Servicio de Geriatría, Hospital Universitario Central de la Cruz Roja San José y Santa Adela, Madrid, España.
Rev Esp Geriatr Gerontol. 2022 Nov-Dec;57(6):291-297. doi: 10.1016/j.regg.2022.10.001. Epub 2022 Nov 14.
To describe the evolution of the profile of patients attended by a Geriatric Home Care (GHC) Unit and its care activity in the last two decades.
Data on the historical activity of the AGD Unit from 2001 to 2020, grouped into 5-year periods, were recorded. Sociodemographic, clinical, functional (Functional Red Cross Scale and Barthel index) and mental (Mental Red Cross Scale) variables were collected, baseline and at inclusion to AGD. Also the waiting time until first visit, mean follow-up, origin of referral, destination at the end of the intervention, reason for consultation and cause of functional dependence were also included. A descriptive analysis was performed with the SPSSv.23 program.

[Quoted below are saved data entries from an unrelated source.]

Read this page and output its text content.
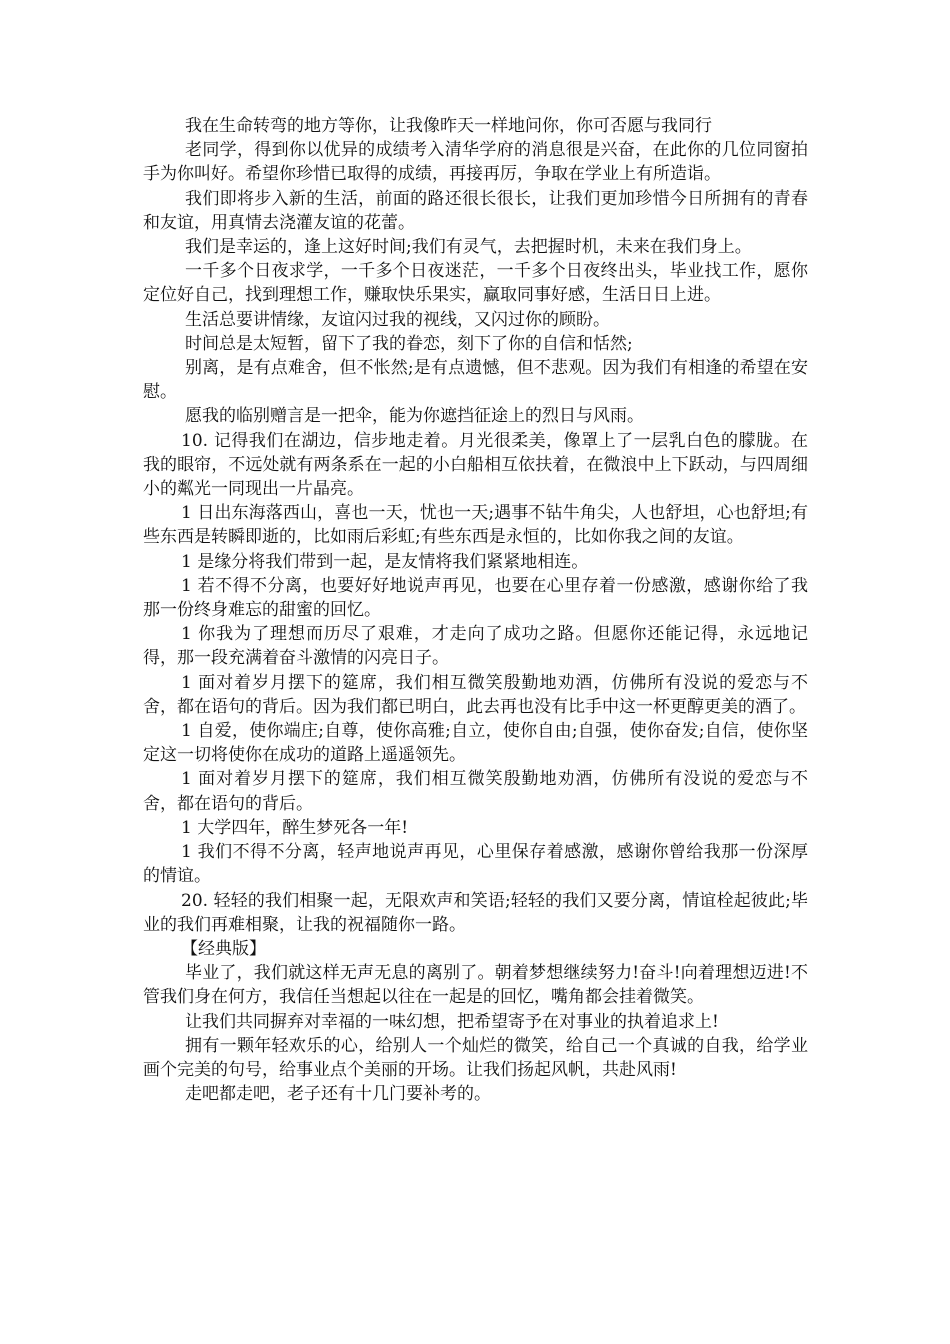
我在生命转弯的地方等你，让我像昨天一样地问你，你可否愿与我同行

老同学，得到你以优异的成绩考入清华学府的消息很是兴奋，在此你的几位同窗拍手为你叫好。希望你珍惜已取得的成绩，再接再厉，争取在学业上有所造诣。

我们即将步入新的生活，前面的路还很长很长，让我们更加珍惜今日所拥有的青春和友谊，用真情去浇灌友谊的花蕾。

我们是幸运的，逢上这好时间;我们有灵气，去把握时机，未来在我们身上。

一千多个日夜求学，一千多个日夜迷茫，一千多个日夜终出头，毕业找工作，愿你定位好自己，找到理想工作，赚取快乐果实，赢取同事好感，生活日日上进。

生活总要讲情缘，友谊闪过我的视线，又闪过你的顾盼。

时间总是太短暂，留下了我的眷恋，刻下了你的自信和恬然;

别离，是有点难舍，但不怅然;是有点遗憾，但不悲观。因为我们有相逢的希望在安慰。

愿我的临别赠言是一把伞，能为你遮挡征途上的烈日与风雨。

10. 记得我们在湖边，信步地走着。月光很柔美，像罩上了一层乳白色的朦胧。在我的眼帘，不远处就有两条系在一起的小白船相互依扶着，在微浪中上下跃动，与四周细小的粼光一同现出一片晶亮。

1 日出东海落西山，喜也一天，忧也一天;遇事不钻牛角尖，人也舒坦，心也舒坦;有些东西是转瞬即逝的，比如雨后彩虹;有些东西是永恒的，比如你我之间的友谊。

1 是缘分将我们带到一起，是友情将我们紧紧地相连。

1 若不得不分离，也要好好地说声再见，也要在心里存着一份感激，感谢你给了我那一份终身难忘的甜蜜的回忆。

1 你我为了理想而历尽了艰难，才走向了成功之路。但愿你还能记得，永远地记得，那一段充满着奋斗激情的闪亮日子。

1 面对着岁月摆下的筵席，我们相互微笑殷勤地劝酒，仿佛所有没说的爱恋与不舍，都在语句的背后。因为我们都已明白，此去再也没有比手中这一杯更醇更美的酒了。

1 自爱，使你端庄;自尊，使你高雅;自立，使你自由;自强，使你奋发;自信，使你坚定这一切将使你在成功的道路上遥遥领先。

1 面对着岁月摆下的筵席，我们相互微笑殷勤地劝酒，仿佛所有没说的爱恋与不舍，都在语句的背后。

1 大学四年，醉生梦死各一年!

1 我们不得不分离，轻声地说声再见，心里保存着感激，感谢你曾给我那一份深厚的情谊。

20. 轻轻的我们相聚一起，无限欢声和笑语;轻轻的我们又要分离，情谊栓起彼此;毕业的我们再难相聚，让我的祝福随你一路。

【经典版】

毕业了，我们就这样无声无息的离别了。朝着梦想继续努力!奋斗!向着理想迈进!不管我们身在何方，我信任当想起以往在一起是的回忆，嘴角都会挂着微笑。

让我们共同摒弃对幸福的一味幻想，把希望寄予在对事业的执着追求上!

拥有一颗年轻欢乐的心，给别人一个灿烂的微笑，给自己一个真诚的自我，给学业画个完美的句号，给事业点个美丽的开场。让我们扬起风帆，共赴风雨!

走吧都走吧，老子还有十几门要补考的。
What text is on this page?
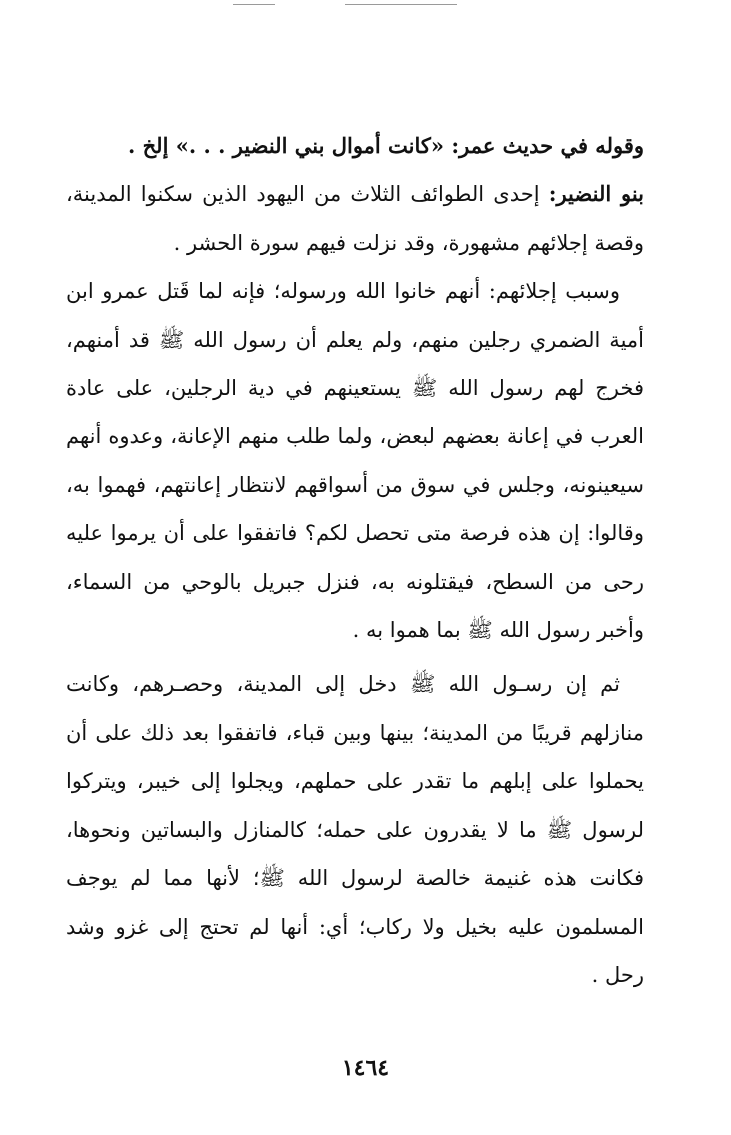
وقوله في حديث عمر: «كانت أموال بني النضير . . .» إلخ .

بنو النضير: إحدى الطوائف الثلاث من اليهود الذين سكنوا المدينة، وقصة إجلائهم مشهورة، وقد نزلت فيهم سورة الحشر .

وسبب إجلائهم: أنهم خانوا الله ورسوله؛ فإنه لما قَتل عمرو ابن أمية الضمري رجلين منهم، ولم يعلم أن رسول الله ﷺ قد أمنهم، فخرج لهم رسول الله ﷺ يستعينهم في دية الرجلين، على عادة العرب في إعانة بعضهم لبعض، ولما طلب منهم الإعانة، وعدوه أنهم سيعينونه، وجلس في سوق من أسواقهم لانتظار إعانتهم، فهموا به، وقالوا: إن هذه فرصة متى تحصل لكم؟ فاتفقوا على أن يرموا عليه رحى من السطح، فيقتلونه به، فنزل جبريل بالوحي من السماء، وأخبر رسول الله ﷺ بما هموا به .

ثم إن رسـول الله ﷺ دخل إلى المدينة، وحصـرهم، وكانت منازلهم قريبًا من المدينة؛ بينها وبين قباء، فاتفقوا بعد ذلك على أن يحملوا على إبلهم ما تقدر على حملهم، ويجلوا إلى خيبر، ويتركوا لرسول ﷺ ما لا يقدرون على حمله؛ كالمنازل والبساتين ونحوها، فكانت هذه غنيمة خالصة لرسول الله ﷺ؛ لأنها مما لم يوجف المسلمون عليه بخيل ولا ركاب؛ أي: أنها لم تحتج إلى غزو وشد رحل .

١٤٦٤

Ten thousand six hundred fifty-four patients attended in AGD (1 January 2001 to 31 December 2020). A progressive increase in age and in the number of geriatric syndromes was observed. Patients presented higher functional and cognitive decline, and the number of patients living alone and in need of private assistance increased. The duration of the intervention decreases and Primary Care remains the main source and destination at the end of the intervention, with dementia standing out as the main cause for functional dependence.
The vulnerability of the populations in need of specialised geriatric care is increasing: patients are older, and have more geriatric syndromes, high functional and cognitive decline, and suffer social frailty; more work is needed to address the role of these support units in the community, as well as their coordination with Primary Care teams.
描述老年家庭护理(GHC)单元接待患者的情况及其在过去二十年中的护理活动演变。
记录了2001年至2020年AGD单元按5年分组的历史活动数据。收集了社会人口统计学、临床、功能(功能红十字会量表和巴氏指数)和心理(心理红十字会量表)变量,包括基线数据和纳入AGD时的数据。还包括首次就诊的等待时间、平均随访时间、转诊来源、干预结束时的去向、咨询原因和功能依赖原因。使用SPSSv.23程序进行描述性分析。
AGD共接待了10654名患者(2001年1月1日至2020年12月31日)。观察到年龄和老年综合征数量呈逐渐增加趋势。患者的功能和认知下降程度更高,独居且需要私人护理的患者数量增加。干预持续时间缩短,初级保健仍然是干预结束时的主要来源和去向,痴呆症是功能依赖的主要原因。
需要专业老年护理的人群的脆弱性正在增加:患者年龄更大,患有更多老年综合征,功能和认知下降程度高,且存在社会脆弱性;需要做更多工作来明确这些支持单元在社区中的作用,以及它们与初级保健团队的协调。